In the same way you can check if TCP port is available:
Execute inside the container nc -l 30003
and test connection from another server
nc -vz <PUBLIC_IP> 30003
- check if lite-server was enabled on start by passing "LITESERVER=true" argument;
- check if TCP port (LITE_PORT) is available from the outside. From any other linux machine execute:
nc -vz <PUBLIC_IP> <LITE_PORT>
There is available a traffic monitoring utility inside the container, just execute:
iptraf-ng
Other tools like tcpdump, nc, wget, curl, ifconfig, pv, plzip, jq and netstat are also available.
git clone --recursive https://github.com/ton-blockchain/ton.git
cd ton
docker build .
kubectl get deployment -n kube-system aws-load-balancer-controller
Solution:
Try to install AWS LoadBalancer using Helm
way.
k describe service validator-engine-srv
Failed build model due to unable to resolve at least one subnet (0 match VPC and tags: [kubernetes.io/role/elb])
Solution:
You haven't labeled the AWS subnets with the correct resource tags.
- Public Subnets should be resource tagged with: kubernetes.io/role/elb: 1
- Private Subnets should be tagged with: kubernetes.io/role/internal-elb: 1
- Both private and public subnets should be tagged with: kubernetes.io/cluster/${your-cluster-name}: owned
- or if the subnets are also used by non-EKS resources kubernetes.io/cluster/${your-cluster-name}: shared
So create tags for at least one subnet:
kubernetes.io/role/elb: 1
kubernetes.io/cluster/<YOUR_CLUSTER_NAME>: owner
It is required to add the security group for the EC2 instances to the load balancer along with the default security group.
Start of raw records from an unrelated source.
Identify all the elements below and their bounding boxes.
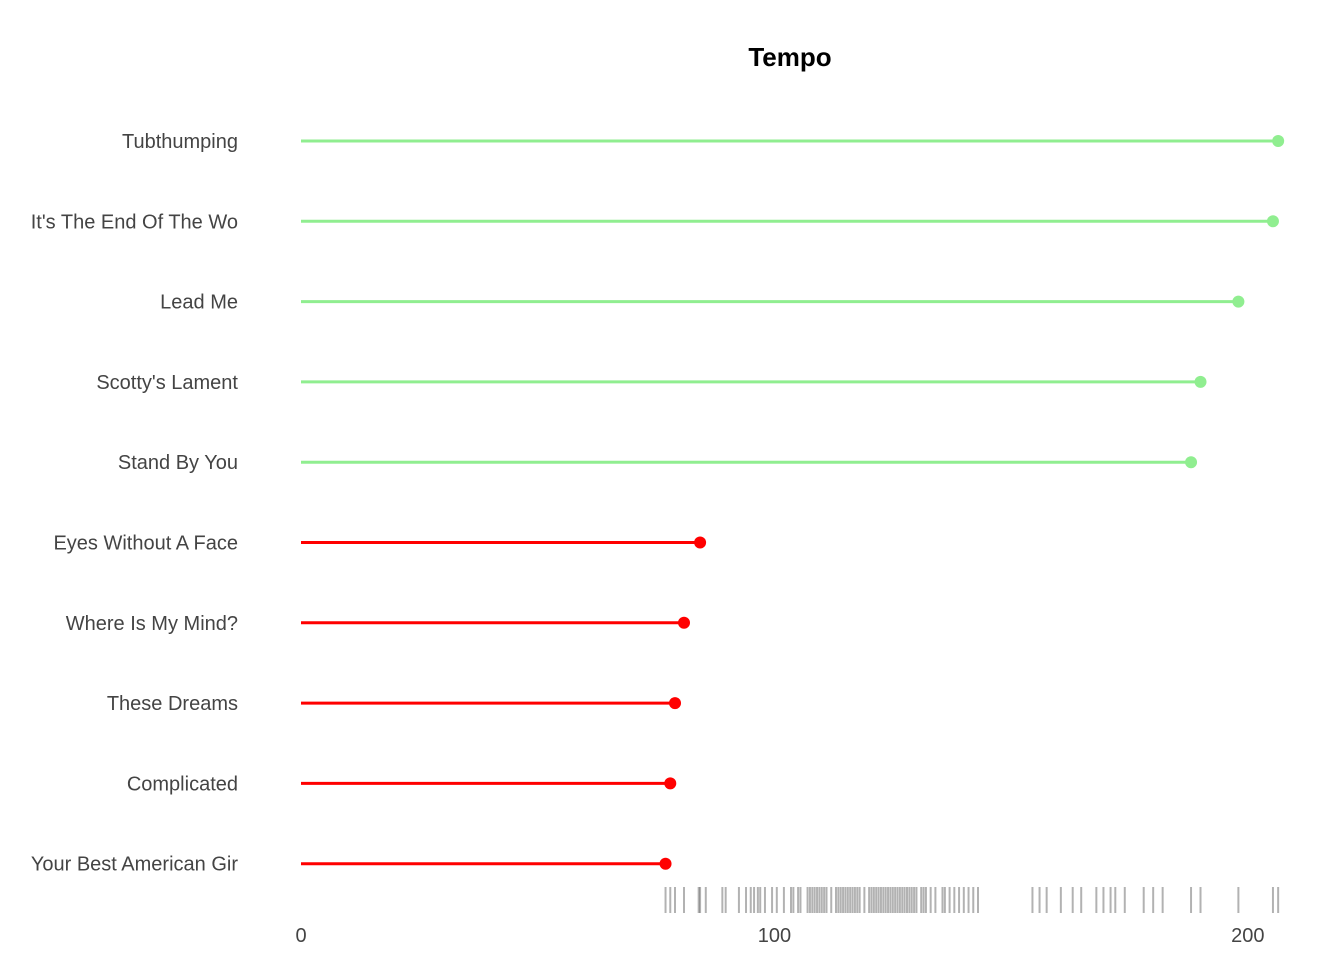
lollipop-series: Tubthumping It's The End Of The Wo Lead Me…	[31, 131, 1285, 876]
category-label: Stand By You	[118, 452, 238, 474]
lollipop-point	[1272, 135, 1285, 147]
lollipop-point	[1232, 295, 1245, 308]
lollipop-point	[678, 616, 691, 629]
category-label: Eyes Without A Face	[53, 533, 238, 555]
chart-title: Tempo	[748, 42, 831, 72]
lollipop-point	[1266, 215, 1279, 228]
category-label: Lead Me	[160, 292, 238, 314]
lollipop-point	[669, 697, 682, 710]
x-tick-label: 100	[758, 925, 791, 947]
category-label: Where Is My Mind?	[66, 613, 238, 635]
category-label: Complicated	[127, 773, 238, 795]
category-label: Tubthumping	[122, 131, 238, 153]
lollipop-point	[694, 536, 707, 549]
lollipop-point	[1194, 375, 1207, 388]
category-label: Your Best American Gir	[31, 854, 238, 876]
x-tick-label: 200	[1231, 925, 1264, 947]
lollipop-point	[659, 857, 672, 870]
category-label: These Dreams	[107, 693, 238, 715]
category-label: Scotty's Lament	[96, 372, 238, 394]
x-axis-ticks: 0 100 200	[295, 925, 1264, 947]
category-label: It's The End Of The Wo	[31, 211, 238, 233]
lollipop-point	[1185, 456, 1198, 469]
x-tick-label: 0	[295, 925, 306, 947]
lollipop-point	[664, 777, 677, 790]
rug-marks	[664, 887, 1280, 913]
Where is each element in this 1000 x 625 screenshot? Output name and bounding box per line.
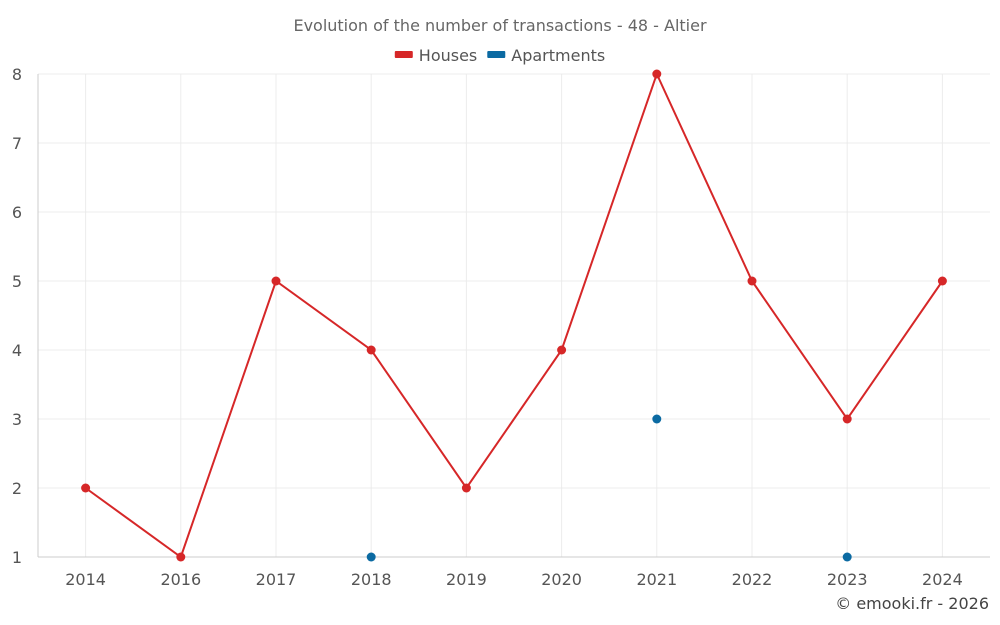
legend: Houses Apartments <box>394 46 605 65</box>
y-tick-label: 6 <box>12 203 22 222</box>
x-tick-label: 2019 <box>446 570 487 589</box>
data-point-houses-2020[interactable] <box>557 345 567 355</box>
data-point-houses-2022[interactable] <box>747 276 757 286</box>
x-tick-label: 2023 <box>827 570 868 589</box>
legend-item-apartments[interactable]: Apartments <box>487 46 605 65</box>
y-tick-label: 7 <box>12 134 22 153</box>
x-tick-label: 2018 <box>351 570 392 589</box>
y-tick-label: 2 <box>12 479 22 498</box>
y-tick-label: 4 <box>12 341 22 360</box>
grid <box>37 73 990 558</box>
y-tick-label: 1 <box>12 548 22 567</box>
credit-text: © emooki.fr - 2026 <box>835 594 989 613</box>
series-houses <box>81 69 947 562</box>
y-tick-label: 5 <box>12 272 22 291</box>
x-axis-ticks: 2014 2016 2017 2018 2019 2020 2021 2022 2023 2024 <box>65 570 963 589</box>
x-tick-label: 2022 <box>732 570 773 589</box>
data-point-houses-2014[interactable] <box>81 483 91 493</box>
legend-swatch-apartments <box>487 51 506 58</box>
data-point-apartments-2018[interactable] <box>366 552 376 562</box>
legend-item-houses[interactable]: Houses <box>394 46 477 65</box>
legend-swatch-houses <box>394 51 413 58</box>
y-axis-ticks: 1 2 3 4 5 6 7 8 <box>12 65 22 567</box>
x-tick-label: 2021 <box>636 570 677 589</box>
x-tick-label: 2014 <box>65 570 106 589</box>
data-point-apartments-2021[interactable] <box>652 414 662 424</box>
chart-title: Evolution of the number of transactions … <box>293 16 707 35</box>
x-tick-label: 2020 <box>541 570 582 589</box>
legend-label-apartments: Apartments <box>511 46 605 65</box>
data-point-apartments-2023[interactable] <box>842 552 852 562</box>
data-point-houses-2021[interactable] <box>652 69 662 79</box>
data-point-houses-2018[interactable] <box>366 345 376 355</box>
legend-label-houses: Houses <box>419 46 477 65</box>
x-tick-label: 2024 <box>922 570 963 589</box>
y-tick-label: 8 <box>12 65 22 84</box>
series-line-houses <box>85 71 944 559</box>
x-tick-label: 2016 <box>160 570 201 589</box>
x-tick-label: 2017 <box>256 570 297 589</box>
data-point-houses-2017[interactable] <box>271 276 281 286</box>
y-tick-label: 3 <box>12 410 22 429</box>
data-point-houses-2019[interactable] <box>461 483 471 493</box>
series-apartments <box>366 414 852 562</box>
series-layer <box>81 69 947 562</box>
data-point-houses-2024[interactable] <box>937 276 947 286</box>
data-point-houses-2016[interactable] <box>176 552 186 562</box>
data-point-houses-2023[interactable] <box>842 414 852 424</box>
It's a misleading that the default security group has "everything open."
Add security group (default name is usually something like 'launch-wizard-1'). And make sure you allow the ports you specified or default ports 30001/udp, 30002/tcp and 30003/tcp.
You can also set inbound and outbound rules of new security group to allow ALL ports and for ALL protocols and for source CIDR 0.0.0.0/0 for testing purposes.
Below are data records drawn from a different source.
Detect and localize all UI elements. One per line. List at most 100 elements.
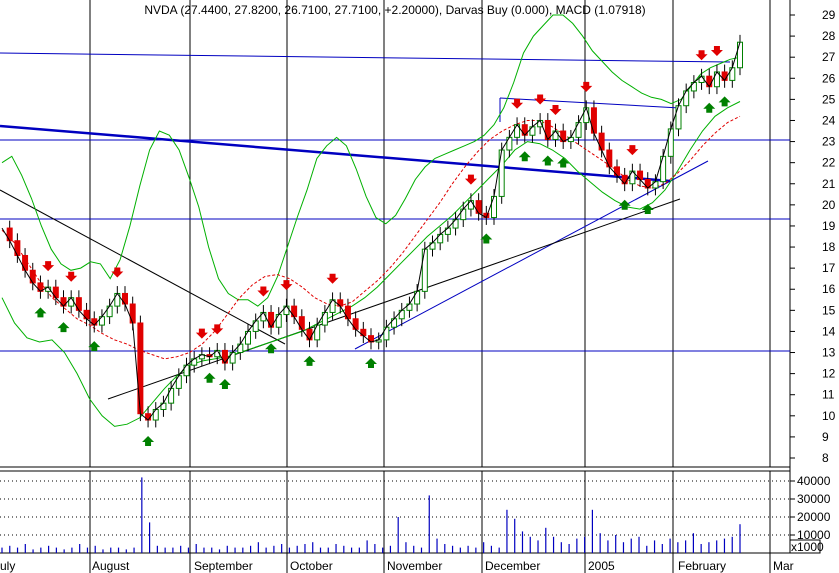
price-tick-label: 24 <box>822 113 836 127</box>
candle-up <box>583 107 590 124</box>
volume-multiplier-label: x1000 <box>791 540 824 554</box>
candle-down <box>137 322 144 415</box>
candle-up <box>460 208 467 221</box>
price-tick-label: 27 <box>822 50 836 64</box>
price-tick-label: 26 <box>822 71 836 85</box>
sell-arrow-icon <box>280 280 293 291</box>
price-tick-label: 20 <box>822 198 836 212</box>
buy-arrow-icon <box>203 372 216 383</box>
sell-arrow-icon <box>695 50 708 61</box>
darvas-box-top <box>499 97 681 109</box>
volume-bars <box>1 477 741 553</box>
candle-up <box>675 105 682 130</box>
price-tick-label: 23 <box>822 135 836 149</box>
buy-arrow-icon <box>641 203 654 214</box>
sell-arrow-icon <box>111 267 124 278</box>
candle-down <box>606 149 613 168</box>
price-tick-label: 21 <box>822 177 836 191</box>
month-label: September <box>194 559 253 573</box>
buy-arrow-icon <box>541 155 554 166</box>
month-label: February <box>678 559 726 573</box>
volume-tick-label: 20000 <box>797 510 831 524</box>
time-axis: uly August September October November Decembe… <box>0 559 794 573</box>
buy-arrow-icon <box>703 102 716 113</box>
candle-up <box>168 387 175 404</box>
candle-up <box>321 311 328 326</box>
falling-trend-line <box>0 189 286 345</box>
price-tick-label: 13 <box>822 346 836 360</box>
volume-multiplier-box <box>789 539 821 554</box>
candle-down <box>544 119 551 140</box>
sell-arrow-icon <box>65 271 78 282</box>
candle-up <box>575 122 582 138</box>
sell-arrow-icon <box>549 105 562 116</box>
candle-down <box>29 269 36 284</box>
buy-arrow-icon <box>518 151 531 162</box>
candle-up <box>421 248 428 292</box>
uptrend-line-blue <box>354 160 709 350</box>
bollinger-lower-band <box>1 101 741 427</box>
candle-up <box>660 155 667 183</box>
candle-down <box>6 227 13 242</box>
chart-title: NVDA (27.4400, 27.8200, 26.7100, 27.7100… <box>144 3 645 17</box>
signal-arrows <box>34 45 731 447</box>
sell-arrow-icon <box>195 328 208 339</box>
sell-arrow-icon <box>42 261 55 272</box>
month-label: October <box>290 559 333 573</box>
thick-downtrend-line <box>0 124 671 183</box>
sell-arrow-icon <box>580 81 593 92</box>
buy-arrow-icon <box>365 357 377 368</box>
bollinger-upper-band <box>1 14 741 307</box>
uptrend-line-black <box>107 198 681 400</box>
price-tick-label: 17 <box>822 261 836 275</box>
long-downtrend-line <box>0 52 731 63</box>
sell-arrow-icon <box>534 94 547 105</box>
price-tick-label: 28 <box>822 29 836 43</box>
price-axis: 8 9 10 11 12 13 14 15 16 17 18 19 20 21 22 23 24 25 26 27 28… <box>790 8 836 465</box>
candle-down <box>14 240 21 256</box>
candle-up <box>506 136 513 151</box>
buy-arrow-icon <box>218 379 231 390</box>
buy-arrow-icon <box>718 96 731 107</box>
price-tick-label: 22 <box>822 156 836 170</box>
price-tick-label: 29 <box>822 8 836 22</box>
candlesticks <box>6 34 743 428</box>
candle-down <box>706 75 713 88</box>
month-label: Mar <box>773 559 794 573</box>
candle-down <box>298 316 305 330</box>
candle-up <box>498 149 505 197</box>
candle-up <box>314 324 321 341</box>
buy-arrow-icon <box>618 199 631 210</box>
sell-arrow-icon <box>710 45 723 56</box>
candle-up <box>491 195 497 219</box>
price-tick-label: 11 <box>822 388 835 402</box>
candle-up <box>683 90 690 107</box>
buy-arrow-icon <box>480 233 493 244</box>
candle-down <box>22 254 29 271</box>
month-label: August <box>92 559 130 573</box>
volume-tick-label: 40000 <box>797 474 831 488</box>
buy-arrow-icon <box>557 157 570 168</box>
price-tick-label: 18 <box>822 240 836 254</box>
candle-down <box>598 132 605 151</box>
candle-down <box>590 107 597 134</box>
price-tick-label: 10 <box>822 409 836 423</box>
price-tick-label: 12 <box>822 367 836 381</box>
candle-up <box>152 408 159 421</box>
price-tick-label: 16 <box>822 282 836 296</box>
buy-arrow-icon <box>142 436 155 447</box>
buy-arrow-icon <box>303 355 316 366</box>
volume-tick-label: 10000 <box>797 528 831 542</box>
price-line <box>1 42 741 421</box>
buy-arrow-icon <box>34 307 47 318</box>
month-label: 2005 <box>588 559 615 573</box>
candle-up <box>275 314 282 328</box>
sell-arrow-icon <box>326 273 339 284</box>
month-gridlines <box>89 0 771 573</box>
sell-arrow-icon <box>257 286 270 297</box>
price-tick-label: 15 <box>822 303 836 317</box>
sell-arrow-icon <box>464 174 477 185</box>
sell-arrow-icon <box>511 98 524 109</box>
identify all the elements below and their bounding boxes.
Pending PersistentVolumeClaim Waiting for a volume to be created either by the external provisioner 'ebs.csi.aws.com' or manually by the system administrator.
Solution:
Configure Amazon EBS CSI driver for working PersistentVolumes in EKS.
- Enable IAM OIDC provider
eksctl utils associate-iam-oidc-provider --region=us-west-2 --cluster=k8s-my --approve
- Create Amazon EBS CSI driver IAM role
eksctl create iamserviceaccount \
--region us-west-2 \
--name ebs-csi-controller-sa \
--namespace kube-system \
--cluster k8s-my \
--attach-policy-arn arn:aws:iam::aws:policy/service-role/AmazonEBSCSIDriverPolicy \
--approve \
--role-only \
--role-name AmazonEKS_EBS_CSI_DriverRole
- Add the Amazon EBS CSI add-on
eksctl create addon --name aws-ebs-csi-driver --cluster k8s-my --service-account-role-arn arn:aws:iam::$(aws sts get-caller-identity --query Account --output text):role/AmazonEKS_EBS_CSI_DriverRole --force
kubectl describe service validator-engine-srv
Events:
Type Reason Age From Message
---- ------ ---- ---- -------
Warning LoadBalancerMixedProtocolNotSupported 7m8s g-cloudprovider LoadBalancers with multiple protocols are not supported.
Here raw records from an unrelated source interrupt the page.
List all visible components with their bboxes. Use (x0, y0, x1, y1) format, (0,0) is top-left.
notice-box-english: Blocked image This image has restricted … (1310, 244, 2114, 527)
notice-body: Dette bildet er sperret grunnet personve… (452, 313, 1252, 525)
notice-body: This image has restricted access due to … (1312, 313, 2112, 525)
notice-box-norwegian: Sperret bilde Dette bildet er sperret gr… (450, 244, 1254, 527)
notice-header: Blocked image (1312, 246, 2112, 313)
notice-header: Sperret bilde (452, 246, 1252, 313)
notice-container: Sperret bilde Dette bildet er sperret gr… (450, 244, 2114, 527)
Normal EnsuringLoadBalancer 113s (x7 over 7m8s) service-controller Ensuring load balancer
Warning SyncLoadBalancerFailed 113s (x7 over 7m8s) service-controller Error syncing load balancer: failed to ensure load balancer: mixed protocol is not supported for LoadBalancer
Solution:
Create static IP address of type Premium in GCP console and use it as a value for field loadBalancerIP
in Kubernetes service.
Client got error [PosixError : Connection reset by peer : 104 : Error on [fd:45]]
[!NetworkManager][&ADNL_WARNING] [networkmanager]: received too small proxy packet of size 21
Solution:
The node is sychnronizing, but very slow though. Try to use Network Load Balancer (NLB) instead of default CLB.